Another 1.2 million are also estimated to have lost coverage due to the massive spike in premiums after Republicans voted not to renew tax credits for consumers under the Affordable Care Act (ACA) that lowered costs for Americans who purchased coverage through ACA marketplaces.
During open enrollment in 2025, 24.3 million Americans selected insurance plans through the ACA. This year, as the average premium was projected to more than double on average, the number of Americans enrolled through the ACA fell to just 23.1 million—a drop of nearly 1.2 million.
The millions of other families still enrolled in insurance through the ACA exchanges saw an average increase of $780, and according to KFF, it's only been that low because many families have opted to switch to cheaper, less comprehensive plans.
The loss of insurance coverage "is only a small piece of the puzzle," Woodhouse said.
"Millions more are making impossible choices every day to keep their coverage, including skipping rent or cutting back on groceries so they can see a doctor," he said. "Their pain and suffering are incalculable."
The report said the coverage losses over the first year are "just the beginning" and that "millions more will lose coverage once deeper cuts go into effect."
The full slate of changes to Medicaid from the GOP bill has not yet been enacted. Next year, many adult recipients will be required to submit proof that they are doing at least 80 hours of work or other qualifying activity each month in order to maintain benefits, which the nonpartisan Congressional Budget Office (CBO) estimated could increase the uninsured population by 5.3 million by 2034.
Another paperwork hurdle, the requirement that certain Medicaid expansion enrollees prove their eligibility every six months, is expected to result in another 700,000 people becoming uninsured by 2034.
In total, CBO analyses estimate that over the next decade, roughly 15 million Americans would lose their insurance coverage as a result of the legislation.
"These are our neighbors, our friends, our loved ones. These are small business owners and farmers. These are seniors. Veterans. Moms," Woodhouse said. "These are millions of working people now scrambling to find insulin pumps, taking thousands out of retirement just to see a doctor for that cough that’s not getting better, or, worse, not getting care at all."
With healthcare costs now a top concern among voters—66% of whom said they were worried about affording it, according to a KFF poll in January—cuts to healthcare spending appear to be a glaring liability for Republicans entering the midterm elections.
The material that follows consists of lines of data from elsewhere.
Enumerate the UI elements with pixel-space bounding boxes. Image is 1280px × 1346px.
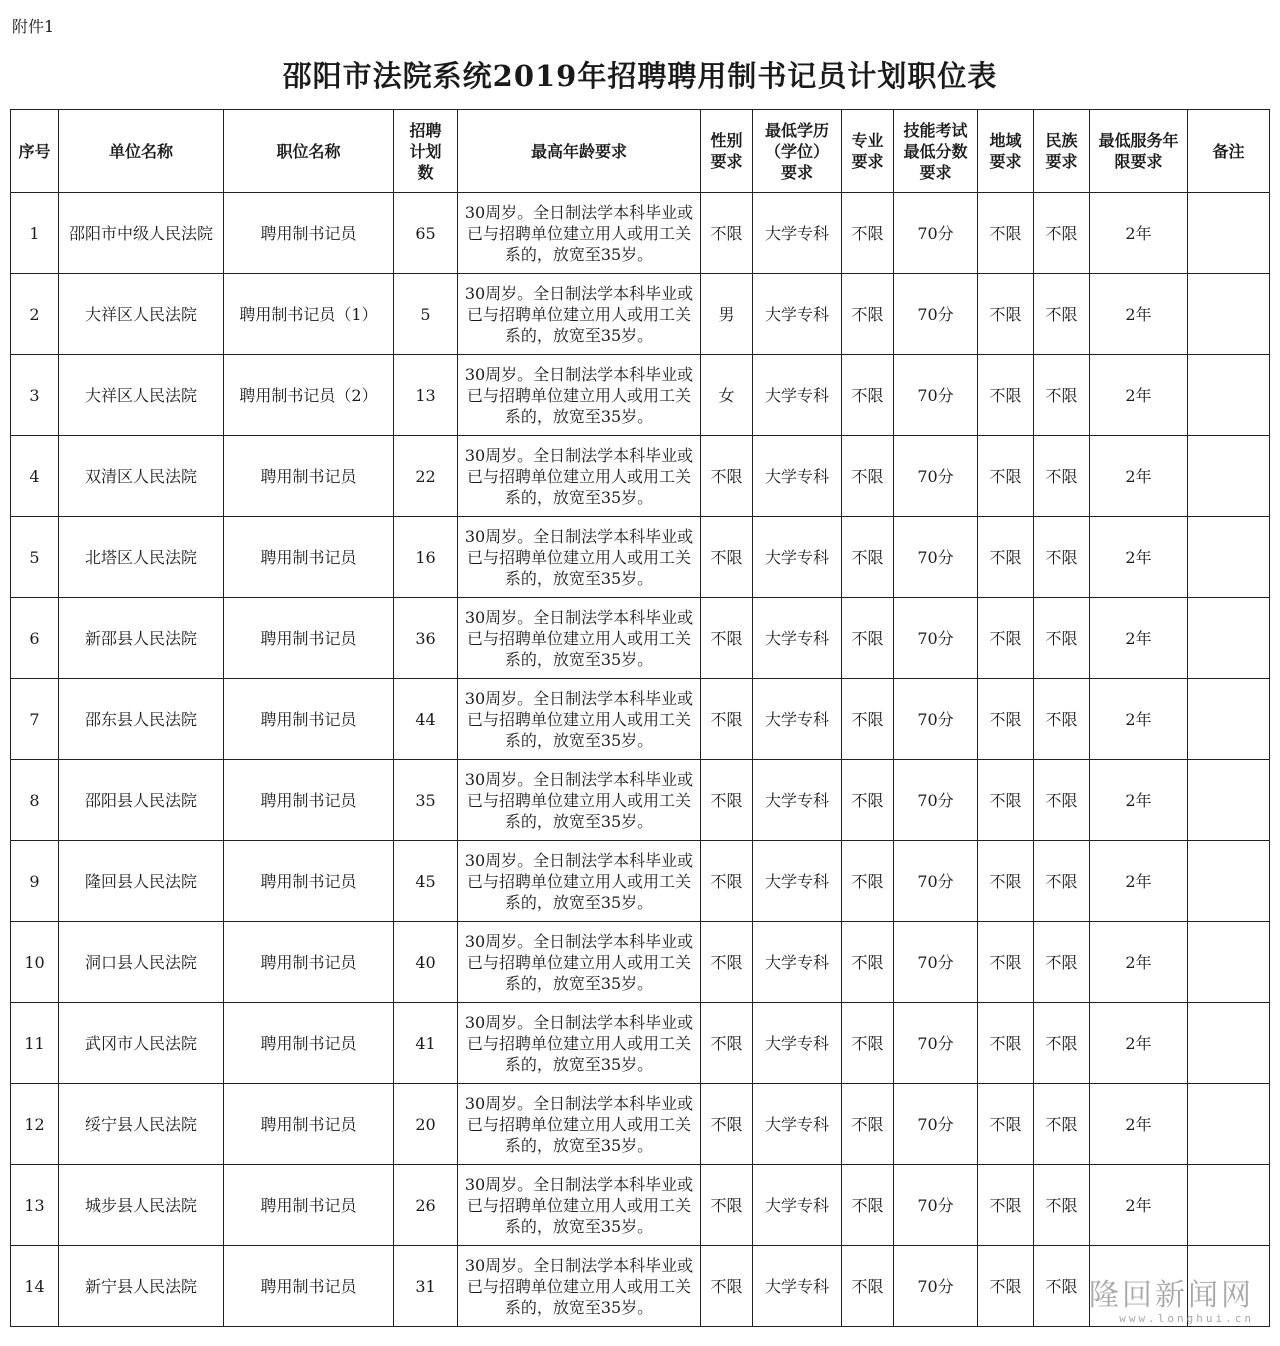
cell-position: 聘用制书记员: [224, 1246, 394, 1327]
cell-education: 大学专科: [753, 193, 842, 274]
cell-service: 2年: [1090, 355, 1188, 436]
cell-score: 70分: [894, 841, 978, 922]
cell-ethnic: 不限: [1034, 1165, 1090, 1246]
cell-age: 30周岁。全日制法学本科毕业或已与招聘单位建立用人或用工关系的，放宽至35岁。: [458, 679, 701, 760]
cell-plan: 22: [394, 436, 458, 517]
cell-ethnic: 不限: [1034, 355, 1090, 436]
cell-region: 不限: [978, 922, 1034, 1003]
cell-position: 聘用制书记员: [224, 841, 394, 922]
cell-ethnic: 不限: [1034, 517, 1090, 598]
cell-region: 不限: [978, 1165, 1034, 1246]
cell-seq: 14: [11, 1246, 59, 1327]
cell-seq: 6: [11, 598, 59, 679]
cell-major: 不限: [842, 841, 894, 922]
watermark: [1089, 1280, 1254, 1325]
cell-score: 70分: [894, 679, 978, 760]
cell-gender: 女: [701, 355, 753, 436]
cell-education: 大学专科: [753, 436, 842, 517]
cell-age: 30周岁。全日制法学本科毕业或已与招聘单位建立用人或用工关系的，放宽至35岁。: [458, 1084, 701, 1165]
cell-plan: 36: [394, 598, 458, 679]
cell-service: 2年: [1090, 193, 1188, 274]
cell-age: 30周岁。全日制法学本科毕业或已与招聘单位建立用人或用工关系的，放宽至35岁。: [458, 517, 701, 598]
cell-plan: 26: [394, 1165, 458, 1246]
cell-position: 聘用制书记员: [224, 1003, 394, 1084]
cell-region: 不限: [978, 193, 1034, 274]
cell-score: 70分: [894, 760, 978, 841]
cell-service: 2年: [1090, 679, 1188, 760]
header-age: 最高年龄要求: [458, 110, 701, 193]
cell-plan: 16: [394, 517, 458, 598]
table-body: [11, 193, 1270, 1327]
cell-score: 70分: [894, 598, 978, 679]
cell-ethnic: 不限: [1034, 922, 1090, 1003]
cell-major: 不限: [842, 355, 894, 436]
cell-seq: 5: [11, 517, 59, 598]
watermark-url: www.longhui.cn: [1119, 1312, 1254, 1325]
header-service: 最低服务年限要求: [1090, 110, 1188, 193]
cell-score: 70分: [894, 1084, 978, 1165]
cell-ethnic: 不限: [1034, 760, 1090, 841]
cell-major: 不限: [842, 760, 894, 841]
table-row: [11, 1165, 1270, 1246]
header-remarks: 备注: [1188, 110, 1270, 193]
cell-age: 30周岁。全日制法学本科毕业或已与招聘单位建立用人或用工关系的，放宽至35岁。: [458, 598, 701, 679]
cell-score: 70分: [894, 1003, 978, 1084]
cell-service: 2年: [1090, 1084, 1188, 1165]
cell-gender: 不限: [701, 598, 753, 679]
cell-remarks: [1188, 355, 1270, 436]
cell-major: 不限: [842, 1003, 894, 1084]
cell-education: 大学专科: [753, 1003, 842, 1084]
cell-major: 不限: [842, 517, 894, 598]
cell-seq: 11: [11, 1003, 59, 1084]
cell-plan: 5: [394, 274, 458, 355]
header-plan: 招聘计划数: [394, 110, 458, 193]
cell-service: 2年: [1090, 274, 1188, 355]
cell-major: 不限: [842, 598, 894, 679]
cell-service: 2年: [1090, 1003, 1188, 1084]
cell-score: 70分: [894, 274, 978, 355]
cell-unit: 北塔区人民法院: [59, 517, 224, 598]
cell-ethnic: 不限: [1034, 1003, 1090, 1084]
header-unit: 单位名称: [59, 110, 224, 193]
cell-position: 聘用制书记员: [224, 1165, 394, 1246]
cell-gender: 不限: [701, 1084, 753, 1165]
cell-remarks: [1188, 760, 1270, 841]
cell-education: 大学专科: [753, 274, 842, 355]
cell-plan: 31: [394, 1246, 458, 1327]
cell-ethnic: 不限: [1034, 193, 1090, 274]
cell-education: 大学专科: [753, 355, 842, 436]
cell-score: 70分: [894, 436, 978, 517]
header-position: 职位名称: [224, 110, 394, 193]
cell-region: 不限: [978, 436, 1034, 517]
cell-gender: 不限: [701, 841, 753, 922]
cell-region: 不限: [978, 517, 1034, 598]
cell-plan: 45: [394, 841, 458, 922]
cell-seq: 2: [11, 274, 59, 355]
cell-plan: 65: [394, 193, 458, 274]
table-row: [11, 760, 1270, 841]
cell-unit: 城步县人民法院: [59, 1165, 224, 1246]
cell-seq: 13: [11, 1165, 59, 1246]
table-row: [11, 274, 1270, 355]
cell-position: 聘用制书记员: [224, 679, 394, 760]
cell-age: 30周岁。全日制法学本科毕业或已与招聘单位建立用人或用工关系的，放宽至35岁。: [458, 922, 701, 1003]
table-row: [11, 1084, 1270, 1165]
cell-position: 聘用制书记员: [224, 436, 394, 517]
cell-gender: 不限: [701, 517, 753, 598]
cell-seq: 9: [11, 841, 59, 922]
cell-unit: 大祥区人民法院: [59, 274, 224, 355]
table-header-row: [11, 110, 1270, 193]
cell-plan: 40: [394, 922, 458, 1003]
cell-major: 不限: [842, 679, 894, 760]
cell-score: 70分: [894, 517, 978, 598]
cell-service: 2年: [1090, 922, 1188, 1003]
cell-major: 不限: [842, 274, 894, 355]
cell-position: 聘用制书记员（1）: [224, 274, 394, 355]
cell-ethnic: 不限: [1034, 598, 1090, 679]
cell-seq: 8: [11, 760, 59, 841]
cell-region: 不限: [978, 355, 1034, 436]
table-row: [11, 355, 1270, 436]
cell-position: 聘用制书记员: [224, 598, 394, 679]
cell-region: 不限: [978, 598, 1034, 679]
header-major: 专业要求: [842, 110, 894, 193]
cell-plan: 44: [394, 679, 458, 760]
cell-region: 不限: [978, 1246, 1034, 1327]
cell-score: 70分: [894, 193, 978, 274]
cell-ethnic: 不限: [1034, 436, 1090, 517]
cell-education: 大学专科: [753, 598, 842, 679]
cell-service: 2年: [1090, 598, 1188, 679]
cell-position: 聘用制书记员（2）: [224, 355, 394, 436]
cell-plan: 35: [394, 760, 458, 841]
cell-plan: 20: [394, 1084, 458, 1165]
cell-unit: 洞口县人民法院: [59, 922, 224, 1003]
cell-age: 30周岁。全日制法学本科毕业或已与招聘单位建立用人或用工关系的，放宽至35岁。: [458, 355, 701, 436]
cell-remarks: [1188, 1003, 1270, 1084]
cell-education: 大学专科: [753, 1246, 842, 1327]
cell-gender: 不限: [701, 1003, 753, 1084]
cell-ethnic: 不限: [1034, 841, 1090, 922]
cell-service: 2年: [1090, 841, 1188, 922]
cell-remarks: [1188, 841, 1270, 922]
cell-unit: 隆回县人民法院: [59, 841, 224, 922]
cell-gender: 不限: [701, 193, 753, 274]
cell-region: 不限: [978, 760, 1034, 841]
cell-major: 不限: [842, 436, 894, 517]
table-row: [11, 517, 1270, 598]
cell-ethnic: 不限: [1034, 1084, 1090, 1165]
cell-service: 2年: [1090, 1165, 1188, 1246]
cell-major: 不限: [842, 1084, 894, 1165]
cell-education: 大学专科: [753, 517, 842, 598]
attachment-label: 附件1: [12, 17, 55, 36]
cell-plan: 13: [394, 355, 458, 436]
cell-age: 30周岁。全日制法学本科毕业或已与招聘单位建立用人或用工关系的，放宽至35岁。: [458, 841, 701, 922]
header-education: 最低学历（学位）要求: [753, 110, 842, 193]
cell-remarks: [1188, 598, 1270, 679]
table-row: [11, 679, 1270, 760]
cell-region: 不限: [978, 1003, 1034, 1084]
cell-gender: 男: [701, 274, 753, 355]
cell-remarks: [1188, 274, 1270, 355]
header-score: 技能考试最低分数要求: [894, 110, 978, 193]
cell-gender: 不限: [701, 436, 753, 517]
table-row: [11, 598, 1270, 679]
header-seq: 序号: [11, 110, 59, 193]
cell-age: 30周岁。全日制法学本科毕业或已与招聘单位建立用人或用工关系的，放宽至35岁。: [458, 1003, 701, 1084]
cell-remarks: [1188, 922, 1270, 1003]
page-title: 邵阳市法院系统2019年招聘聘用制书记员计划职位表: [282, 59, 998, 93]
cell-remarks: [1188, 517, 1270, 598]
cell-gender: 不限: [701, 760, 753, 841]
cell-service: 2年: [1090, 517, 1188, 598]
cell-age: 30周岁。全日制法学本科毕业或已与招聘单位建立用人或用工关系的，放宽至35岁。: [458, 1246, 701, 1327]
cell-major: 不限: [842, 193, 894, 274]
cell-seq: 7: [11, 679, 59, 760]
cell-education: 大学专科: [753, 841, 842, 922]
cell-unit: 大祥区人民法院: [59, 355, 224, 436]
cell-region: 不限: [978, 1084, 1034, 1165]
cell-age: 30周岁。全日制法学本科毕业或已与招聘单位建立用人或用工关系的，放宽至35岁。: [458, 193, 701, 274]
cell-unit: 新宁县人民法院: [59, 1246, 224, 1327]
cell-remarks: [1188, 679, 1270, 760]
cell-education: 大学专科: [753, 679, 842, 760]
cell-major: 不限: [842, 1246, 894, 1327]
cell-age: 30周岁。全日制法学本科毕业或已与招聘单位建立用人或用工关系的，放宽至35岁。: [458, 760, 701, 841]
cell-seq: 3: [11, 355, 59, 436]
cell-age: 30周岁。全日制法学本科毕业或已与招聘单位建立用人或用工关系的，放宽至35岁。: [458, 274, 701, 355]
cell-remarks: [1188, 193, 1270, 274]
table-row: [11, 841, 1270, 922]
cell-gender: 不限: [701, 679, 753, 760]
cell-unit: 邵阳市中级人民法院: [59, 193, 224, 274]
table-row: [11, 922, 1270, 1003]
position-table: [10, 109, 1270, 1327]
cell-region: 不限: [978, 679, 1034, 760]
cell-position: 聘用制书记员: [224, 193, 394, 274]
cell-major: 不限: [842, 1165, 894, 1246]
cell-unit: 双清区人民法院: [59, 436, 224, 517]
cell-remarks: [1188, 1165, 1270, 1246]
header-gender: 性别要求: [701, 110, 753, 193]
watermark-name: 隆回新闻网: [1089, 1278, 1254, 1313]
cell-gender: 不限: [701, 922, 753, 1003]
cell-ethnic: 不限: [1034, 1246, 1090, 1327]
cell-education: 大学专科: [753, 922, 842, 1003]
cell-education: 大学专科: [753, 760, 842, 841]
table-row: [11, 436, 1270, 517]
table-row: [11, 1003, 1270, 1084]
cell-seq: 1: [11, 193, 59, 274]
table-row: [11, 1246, 1270, 1327]
cell-score: 70分: [894, 1246, 978, 1327]
cell-gender: 不限: [701, 1165, 753, 1246]
cell-score: 70分: [894, 922, 978, 1003]
cell-age: 30周岁。全日制法学本科毕业或已与招聘单位建立用人或用工关系的，放宽至35岁。: [458, 436, 701, 517]
cell-seq: 10: [11, 922, 59, 1003]
cell-education: 大学专科: [753, 1084, 842, 1165]
cell-seq: 12: [11, 1084, 59, 1165]
cell-remarks: [1188, 436, 1270, 517]
cell-unit: 武冈市人民法院: [59, 1003, 224, 1084]
table-row: [11, 193, 1270, 274]
cell-ethnic: 不限: [1034, 274, 1090, 355]
cell-service: 2年: [1090, 436, 1188, 517]
cell-unit: 新邵县人民法院: [59, 598, 224, 679]
cell-region: 不限: [978, 841, 1034, 922]
cell-major: 不限: [842, 922, 894, 1003]
cell-region: 不限: [978, 274, 1034, 355]
cell-remarks: [1188, 1084, 1270, 1165]
cell-position: 聘用制书记员: [224, 1084, 394, 1165]
cell-age: 30周岁。全日制法学本科毕业或已与招聘单位建立用人或用工关系的，放宽至35岁。: [458, 1165, 701, 1246]
cell-service: 2年: [1090, 760, 1188, 841]
cell-education: 大学专科: [753, 1165, 842, 1246]
cell-unit: 邵阳县人民法院: [59, 760, 224, 841]
cell-gender: 不限: [701, 1246, 753, 1327]
cell-plan: 41: [394, 1003, 458, 1084]
cell-unit: 绥宁县人民法院: [59, 1084, 224, 1165]
cell-seq: 4: [11, 436, 59, 517]
cell-position: 聘用制书记员: [224, 760, 394, 841]
header-ethnic: 民族要求: [1034, 110, 1090, 193]
cell-score: 70分: [894, 1165, 978, 1246]
cell-unit: 邵东县人民法院: [59, 679, 224, 760]
cell-ethnic: 不限: [1034, 679, 1090, 760]
cell-position: 聘用制书记员: [224, 922, 394, 1003]
cell-score: 70分: [894, 355, 978, 436]
header-region: 地域要求: [978, 110, 1034, 193]
cell-position: 聘用制书记员: [224, 517, 394, 598]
Another KFF poll from April found that 37% of voters said they trusted Democrats to address healthcare costs, while just 26% said they trusted Republicans. Meanwhile, 67% of voters said they disapproved of the Trump administration's handling of healthcare costs.
"Every single day, the affordability crisis mounts, and more Americans will find themselves joining the five million struggling to keep up with skyrocketing healthcare costs," Woodhouse said. "The American people won’t forget this betrayal in November.”
Democrats have seized on Monday's report as part of their election pitch, including Rep. Greg Landsman, who faces a competitive reelection fight in Ohio's 1st Congressional District.
He wrote on social media Tuesday that Republicans "cut healthcare by nearly a trillion to pay for tax cuts for the super wealthy... five million people no longer have healthcare."
"The healthcare crisis in America is dominating the lives of millions, and will soon dominate all of our lives," he said. "We need a new Congress to restore people’s healthcare and to end this crisis. There is no other way."